Quelle: (http://quotingislam.blogspot.de/2011/06/we-muslims-smile-in-face-of-some-people.html)
Abu Darda, einer von Mohammeds Gefährten, drückte es so aus:
Wir lächeln manchen Menschen ins Gesicht, obwohl wir sie im Herzen verfluchen.

Quelle: (http://quotingislam.blogspot.de/2011/06/we-muslims-smile-in-face-of-some-people.html)

Beurteilung

Ist der Islam eine friedliche Religion? Nein. Der Islam ist eine Religion die vortäuscht friedlich zu sein, wenn die Muslime zu schwach sind einen Krieg zu gewinnen. Wenn der Islam überwiegt, ist den Muslimen befohlen alle um sie herum zu unterwerfen oder zu töten. (Schauen sie sich nur an wie nicht muslimische Einwohner in muslimischen Ländern behandelt werden und vergleichen sie diesen Mißbrauch und die Verfolgung damit was verwestlichte Muslime über den "friedvollen" Islam verkünden.) Bestimmt gibt es viele Muslime, die nicht gewalttätig sind. Viele Muslime im Westen lieben Frieden und Toleranz. Aber diese Werte stammen nicht vom Islam. Sie haben sie aus dem Westen und deuten den Islam nun auf ihre westlichen Werte um. Für passionierte Muslime allerdings gibt es nur zwei Möglichkeiten: (1) Ungläubige zu bekämpfen und (2) während der Vorbereitung auf die Bekämpfung der Ungläubigen vorzutäuschen friedvoll zu sein. Auf jeden Fall besteht das Ziel immer darin die Welt im Namen Allahs zu erobern.


(Für nähere Informationen besuchen Sie bitte die Seiten der angegebenen Quellen / Anm. d. Übers.)


Sure 9:111
Allah hat von den Gläubigen ihr Leben und ihr Gut für den Garten erkauft: sie kämpfen für Allahs Sache, sie töten und fallen – eine Verheißung, bindend für Ihn, in der Thora und im Evangelium und im Koran. Und wer hält seine Verheißung getreuer als Allah? So freut euch eures Handels mit Ihm; denn dies fürwahr ist die höchste Glückseligkeit.


Sure 48:29
 Mohammed ist der Gesandte Allahs. Und die mit ihm sind, hart sind sie wider die Ungläubigen, doch gütig gegeneinander.
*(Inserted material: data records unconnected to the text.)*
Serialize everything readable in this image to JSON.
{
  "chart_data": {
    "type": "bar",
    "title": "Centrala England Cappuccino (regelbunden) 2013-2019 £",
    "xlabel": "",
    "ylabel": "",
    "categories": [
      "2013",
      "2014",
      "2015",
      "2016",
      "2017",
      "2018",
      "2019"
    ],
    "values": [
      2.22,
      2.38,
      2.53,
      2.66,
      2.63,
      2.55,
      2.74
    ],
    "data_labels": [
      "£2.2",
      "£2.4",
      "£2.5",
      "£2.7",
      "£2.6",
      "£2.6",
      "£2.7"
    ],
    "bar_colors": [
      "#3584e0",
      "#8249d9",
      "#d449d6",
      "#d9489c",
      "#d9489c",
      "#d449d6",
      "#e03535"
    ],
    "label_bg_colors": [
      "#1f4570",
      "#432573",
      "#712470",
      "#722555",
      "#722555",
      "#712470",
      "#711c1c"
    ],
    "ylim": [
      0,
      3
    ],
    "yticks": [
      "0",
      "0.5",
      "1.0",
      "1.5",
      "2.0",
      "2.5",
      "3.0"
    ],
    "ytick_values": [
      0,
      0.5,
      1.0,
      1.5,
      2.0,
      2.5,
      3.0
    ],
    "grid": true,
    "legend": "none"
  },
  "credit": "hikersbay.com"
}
Du siehst sie sich beugen, sich niederwerfen im Gebet, Huld erstrebend von Allah und (sein) Wohlgefallen. Ihre Merkmale sind auf ihren Gesichtern: die Spuren der Niederwerfungen. Das ist ihre Beschreibung in der Thora. Und ihre Beschreibung im Evangelium ist: gleich dem ausgesäten Samenkorn, das seinen Schößling treibt, dann ihn stark werden läßt; dann wird er dick und steht fest auf seinem Halm, den Sämännern zur Freude – daß Er die Ungläubigen in Wut entbrennen lasse bei ihrem (Anblick). Allah hat denen unter ihnen, die glauben und gute Werke tun, Vergebung verheißen und gewaltigen Lohn.